La Virgen María: «La Santa Misa es el sacrificio diario, la ofrenda pura que se ofrece al Señor en todas partes, desde el amanecer hasta el atardecer. El sacrificio de la Misa renueva el realizado por Jesús en el Calvario. Al adoptar la doctrina protestante, se dirá que la Misa no es un sacrificio, sino solo la cena sagrada, es decir, el recuerdo de lo que Jesús hizo en su última cena. Y así se suprimirá la celebración de la Santa Misa. En esta abolición del sacrificio diario consiste el horrible sacrilegio cometido por el anticristo, cuya duración será de unos tres años y medio, es decir, de 1290 días».

4.7. Señal n.º 5: Fenómenos extraordinarios

La Virgen: «La quinta señal consiste en fenómenos extraordinarios, que tienen lugar en el firmamento del cielo».

San Mateo Apóstol: “El sol se oscurecerá, la luna perderá su resplandor, las estrellas caerán del cielo y las potencias de los cielos serán conmovidas” (Mt 24, 29).

La Virgen: «El milagro del sol, ocurrido en Fátima durante mi última aparición, pretende indicarles que ya han entrado en los tiempos en que se cumplirán estos acontecimientos, que los preparan para el regreso de Jesús en gloria».

San Mateo Apóstol: «Entonces se verá en el cielo la señal del Hijo del Hombre. Todos los pueblos de la tierra llorarán, y los hombres verán al Hijo del Hombre venir sobre las nubes del cielo, con gran poder y esplendor» (Mt 20, 40).

4.8. Señal n.º 6: La conversión de Israel, acto final para el Retorno de Cristo

Padre Curzio Nitoglia [4]: «El Apóstol de los Gentiles [San Pablo] muestra que “el pueblo ‘una vez elegido’ no ha sido rechazado totalmente por Dios, incluso por sus numerosos elegidos, que se han convertido y se convertirán individualmente (aún no ‘en masa’ como hacia el fin del mundo) a Cristo a lo largo de los tiempos”. De hecho, no solo San Pablo no ha sido rechazado, sino que Dios no ha rechazado al pueblo “una vez elegido” “en cuanto a aquellos que ha escogido”, es decir, en cuanto a aquellos que se convertirán individualmente a Cristo. […] San Tomás de Aquino: “al final del mundo los corazones de los hijos serán convertidos”. […] Nos encontramos en vísperas de algo terrible y grandioso: la justicia y la misericordia de Dios están a punto de ejercerse con fuerza sobre todo el mundo moderno, que se enfrenta a los estertores de su agonía extrema. La apostasía de los judíos condujo a la destrucción de Judea (70-135 d. C.). La apostasía de los Gentiles nos llevará a algo análogo. De hecho, las naciones no pueden ser castigadas como los hombres individuales con el infierno eterno en el más allá y, por lo tanto, deben ser corregidas en la vida terrenal (San Agustín)».

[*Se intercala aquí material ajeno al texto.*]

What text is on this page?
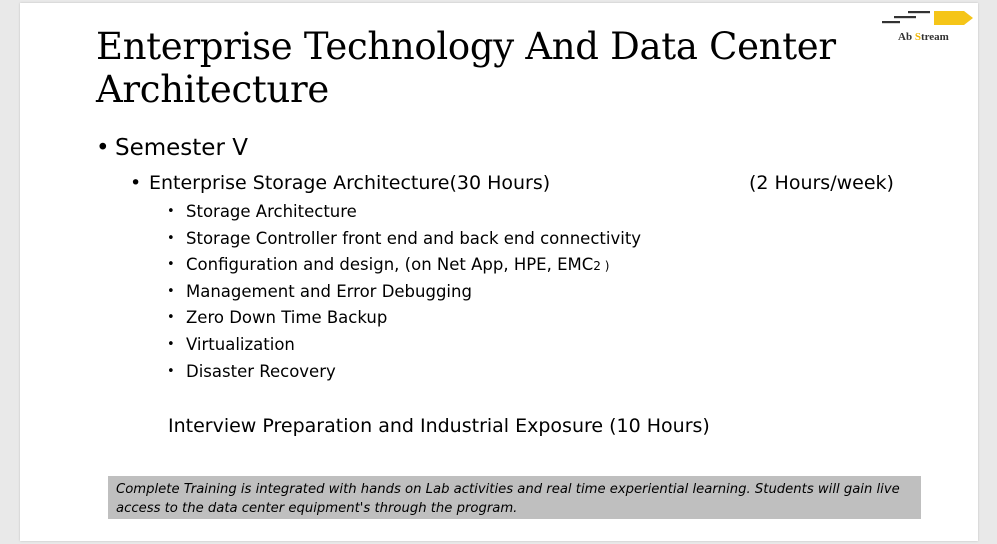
Enterprise Technology And Data Center Architecture
Ab Stream
• Semester V
• Enterprise Storage Architecture(30 Hours)	(2 Hours/week)
• Storage Architecture
• Storage Controller front end and back end connectivity
• Configuration and design, (on Net App, HPE, EMC2 )
• Management and Error Debugging
• Zero Down Time Backup
• Virtualization
• Disaster Recovery
Interview Preparation and Industrial Exposure (10 Hours)
Complete Training is integrated with hands on Lab activities and real time experiential learning. Students will gain live access to the data center equipment's through the program.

5. Los signos precursores de la Apostasía y la Purificación de la Iglesia

La Santísima Virgen: «El rechazo a volver a Dios, a través de la conversión, ha llevado a toda la humanidad por el camino árido y frío del odio, de la violencia, del pecado y de una impureza cada vez más extendida. … No se quiere reconocer el pecado como un mal; al contrario, se justifica abiertamente y se exalta como un bien. Ya no se confiesa. Se vive y se muere habitualmente en pecado mortal, y cada día cuántas almas van al infierno, porque no hay quien rece y se sacrifique por su salvación.

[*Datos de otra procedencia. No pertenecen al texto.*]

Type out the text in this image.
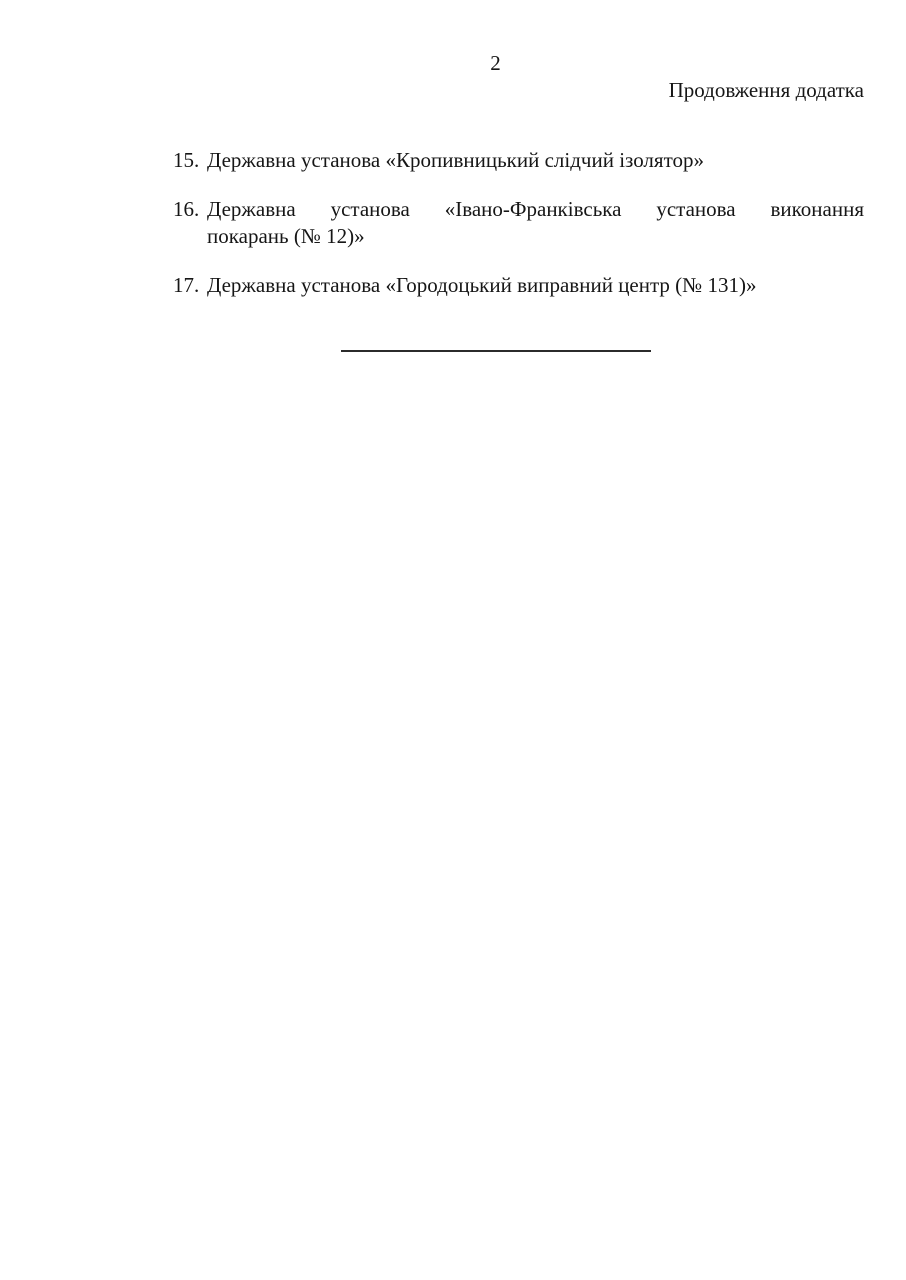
2
Продовження додатка
15. Державна установа «Кропивницький слідчий ізолятор»
16. Державна установа «Івано-Франківська установа виконання
покарань (№ 12)»
17. Державна установа «Городоцький виправний центр (№ 131)»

No se ha atendido mi petición de que el Papa, junto con todos los obispos, me consagrara Rusia, y así ella ha difundido sus errores por todas partes del mundo. Ustedes viven en una humanidad que ha construido una nueva civilización, atea y antihumana. Pero ahora comiencen a vivir lo que Yo les predije en Fátima […] Varias señales les indican que ha llegado para la Iglesia el tiempo de la purificación»

5.1. Primera señal: CONFUSIÓN

«La primera de ellas es la confusión que reina entre ustedes. De hecho, este es el tiempo de la mayor confusión. La confusión se ha extendido dentro de la Iglesia, donde todo se subvierte en el ámbito dogmático, litúrgico y disciplinario. […] El error se difunde de la manera más peligrosa, es decir, como una forma nueva y actualizada de comprender la Verdad; y se termina por subvertir las mismas verdades que son el fundamento de la fe católica. No se niegan abiertamente, sino que se acogen de manera equívoca, llegando en la doctrina al compromiso más grave con el error que jamás se haya cometido.

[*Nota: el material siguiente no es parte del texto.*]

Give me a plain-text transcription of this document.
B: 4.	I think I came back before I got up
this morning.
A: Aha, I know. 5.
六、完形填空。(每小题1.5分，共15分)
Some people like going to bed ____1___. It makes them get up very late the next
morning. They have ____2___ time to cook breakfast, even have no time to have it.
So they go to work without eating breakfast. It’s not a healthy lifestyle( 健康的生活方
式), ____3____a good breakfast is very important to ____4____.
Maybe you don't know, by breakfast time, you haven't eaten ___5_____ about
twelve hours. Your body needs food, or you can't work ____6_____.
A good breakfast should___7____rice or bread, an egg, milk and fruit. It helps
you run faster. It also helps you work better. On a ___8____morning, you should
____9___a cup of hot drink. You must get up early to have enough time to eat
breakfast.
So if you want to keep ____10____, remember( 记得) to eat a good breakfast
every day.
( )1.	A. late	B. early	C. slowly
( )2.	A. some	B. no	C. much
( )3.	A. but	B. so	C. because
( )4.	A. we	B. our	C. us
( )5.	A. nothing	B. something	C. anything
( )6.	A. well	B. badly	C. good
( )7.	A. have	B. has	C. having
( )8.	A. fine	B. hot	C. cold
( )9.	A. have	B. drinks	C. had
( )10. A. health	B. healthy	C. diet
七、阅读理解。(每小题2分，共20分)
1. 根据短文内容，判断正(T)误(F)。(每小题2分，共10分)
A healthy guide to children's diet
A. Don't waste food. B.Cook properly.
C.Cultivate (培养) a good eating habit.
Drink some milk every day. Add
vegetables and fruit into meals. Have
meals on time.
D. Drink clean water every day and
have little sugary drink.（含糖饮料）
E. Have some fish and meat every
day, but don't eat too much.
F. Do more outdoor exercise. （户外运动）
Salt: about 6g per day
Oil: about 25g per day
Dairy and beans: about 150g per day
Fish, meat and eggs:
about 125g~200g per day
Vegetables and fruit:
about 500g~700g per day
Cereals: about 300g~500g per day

Al final, aún se habla y se discute, pero ya no se cree y se extiende la oscuridad del error. La confusión, que tiende a reinar en el seno de la Iglesia y a subvertir sus verdades, es la primera señal que les indica con certeza que ha llegado para ella el tiempo de su purificación».

Pero ahora su Adversario ha logrado introducir en su interior tanta oscuridad con su obra solapada y engañosa. Y hoy la Iglesia está oscurecida por el humo de Satanás. Satanás ha oscurecido ante todo la inteligencia y el pensamiento de tantos de mis hijos (el clero), seduciéndolos con el orgullo y la soberbia, y por medio de ellos ha oscurecido a la Iglesia».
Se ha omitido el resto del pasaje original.